Cybersecurity Threats Quiz

A user receives an email claiming to be from their software provider, offering a "critical update" for their operating system. After clicking the attachment, the user’s computer begins to act strangely—files are encrypted, and a ransom message appears demanding payment in Bitcoin for file decryption.

A major online retailer experiences a sudden and significant slowdown of its website during the holiday shopping season. Customers are unable to make purchases or load the site, and the server logs show a high volume of traffic requests originating from various sources.

An employee receives an email from a "trusted vendor" requesting that they verify their account credentials by clicking on a link. The email appears official, with the company logo and professional language. Upon clicking the link, the employee is directed to a website that looks identical to the vendor’s login page, but the URL is slightly misspelled.

While using public Wi-Fi in a coffee shop, a user logs into their online banking account. Unknown to them, an attacker is intercepting the communication between the user and the bank’s server. The attacker is able to capture the user’s login credentials and access their bank account.

A hacker discovers a vulnerability in an online store's login page. The login form doesn't properly validate user input, so the attacker submits an SQL query as their username. This allows the attacker to access the store's database and retrieve customer information, including passwords and credit card details.

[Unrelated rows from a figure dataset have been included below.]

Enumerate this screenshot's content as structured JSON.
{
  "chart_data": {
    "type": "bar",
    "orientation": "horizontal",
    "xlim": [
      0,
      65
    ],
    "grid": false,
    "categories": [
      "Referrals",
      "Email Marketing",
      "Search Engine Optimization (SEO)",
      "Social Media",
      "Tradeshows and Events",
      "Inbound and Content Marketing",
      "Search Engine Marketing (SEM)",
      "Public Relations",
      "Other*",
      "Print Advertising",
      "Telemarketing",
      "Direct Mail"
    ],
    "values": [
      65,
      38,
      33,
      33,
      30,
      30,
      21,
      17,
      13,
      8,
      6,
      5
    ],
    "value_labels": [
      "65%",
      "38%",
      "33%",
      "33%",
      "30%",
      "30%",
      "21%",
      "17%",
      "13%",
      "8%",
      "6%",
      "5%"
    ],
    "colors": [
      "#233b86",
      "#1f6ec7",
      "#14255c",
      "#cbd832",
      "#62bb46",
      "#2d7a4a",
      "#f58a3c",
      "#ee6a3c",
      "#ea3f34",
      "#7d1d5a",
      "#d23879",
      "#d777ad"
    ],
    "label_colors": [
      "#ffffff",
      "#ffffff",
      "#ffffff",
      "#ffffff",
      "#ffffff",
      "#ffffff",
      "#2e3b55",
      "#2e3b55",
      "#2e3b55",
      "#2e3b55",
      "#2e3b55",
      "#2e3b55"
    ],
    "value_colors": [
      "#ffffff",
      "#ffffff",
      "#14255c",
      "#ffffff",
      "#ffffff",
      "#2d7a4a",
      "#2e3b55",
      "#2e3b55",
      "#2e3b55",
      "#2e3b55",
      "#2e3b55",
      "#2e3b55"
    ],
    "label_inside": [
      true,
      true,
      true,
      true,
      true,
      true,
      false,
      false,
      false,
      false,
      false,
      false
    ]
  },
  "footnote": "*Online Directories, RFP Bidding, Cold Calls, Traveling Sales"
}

A user posts a comment on a website with an embedded JavaScript code that automatically executes when another user views the comment. The script steals the second user's session cookies, allowing the attacker to hijack their account.

An employee at a large organization accesses confidential files from the company’s server, which they have no legitimate need to view, and later leaks them to a competitor for personal financial gain.

A nation-state hacker group is found to have infiltrated a company’s network and maintained stealth access for several months. They collect sensitive corporate data and slowly exfiltrate it without raising any alarms. Their activity is highly sophisticated and tailored to avoid detection.

An attacker uses a tool to try and guess a victim’s password by systematically attempting every possible combination of letters, numbers, and symbols. This attack continues until the correct password is found.

A hacker exploits an unknown vulnerability in a popular operating system before the developers have a chance to fix it. This attack occurs because the vulnerability is undiscovered by the software maker, and there is no patch available at the time of the attack.